For years, investment professionals have been trying to draw attention to what they believe is a retirement crisis is looming on the horizon. Specifically, there is growing concern among experts that Americans are substantially underfunding their retirement needs. According to the U.S. Bureau of Labor Statistics, only 55% of the adult population actually contributes to a workplace retirement plan (as of 2018). Given the continual deterioration of social security, coupled with significant cost of living increases, this percentage is particularly alarming. In an effort to address this dilemma, Congress recently passed the Setting Every Community Up for Retirement Enhancement Act of 2019. Specifically, the bill includes significant provisions aimed at increasing access to tax-advantaged accounts and preventing older Americans from outliving their assets.[i] Below is an overview of the legislation’s key components.
- Age at which retirement plan participants must take required minimum distributions (RMDs) is pushed back from 70½ to 72.
- Allows for penalty-free withdrawals of $5K from 401(k) accounts to offset costs of having (or adopting) a child.
- Permits up to $10K annually from 529 accounts to be used for qualified student loan repayment.
- Enables part-time employees who work 1,000 hours throughout the year, or have three consecutive years of 500 hour service, to participate in employer-sponsored retirement plans.
- Provides a $500 tax credit per year to employers include automatic enrollment in their 401(k) or SIMPLE IRA plans.
- Encourages the use of annuities in retirement plans by reducing the liability born to the employer should the insurance company fail to meet its financial obligations.
Lastly, the bill effectively eliminate the “stretch IRA,” which had previously allowed non-spouses inheriting retirement accounts to spread our withdrawals throughout their lifetime. Instead, the new law requires that all proceeds from these accounts be withdrawn within ten years of the original account holder’s death. The primary reason for removing this provision is to provide funding for tax credits and offset anticipated lost tax revenue (due to more people making tax-deferred contributions and RMD starting at age 72).

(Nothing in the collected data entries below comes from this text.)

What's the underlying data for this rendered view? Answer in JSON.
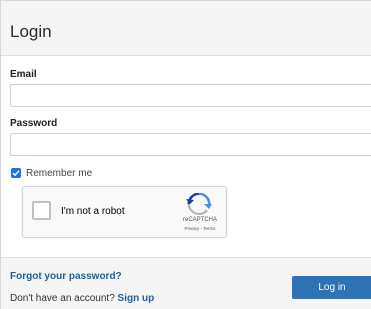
{
  "header": {
    "title": "Login"
  },
  "form": {
    "email_label": "Email",
    "email_value": "",
    "password_label": "Password",
    "password_value": "",
    "remember_label": "Remember me",
    "remember_checked": true
  },
  "recaptcha": {
    "label": "I'm not a robot",
    "brand": "reCAPTCHA",
    "links": "Privacy - Terms",
    "logo_icon": "recaptcha-logo-icon"
  },
  "footer": {
    "forgot_link": "Forgot your password?",
    "no_account_text": "Don't have an account?",
    "signup_link": "Sign up",
    "login_button": "Log in"
  },
  "colors": {
    "accent": "#2d73b5",
    "link": "#1f5f9c",
    "checkbox": "#1a73e8",
    "panel_bg": "#f5f5f5"
  }
}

While we are very pleased to see it become easier for more people to benefit from employer-sponsored retirement plans, we recognize that these changes alone will not prevent a national retirement shortfall. As such, we encourage you to work with your financial advisor to map out a long-term retirement solution that is customized to meet your specific objectives.
[i] Congress.gov. “H.R.1994 – Setting Every Community Up for Retirement Enhancement Act of 2019.” Accessed Dec. 19, 2019.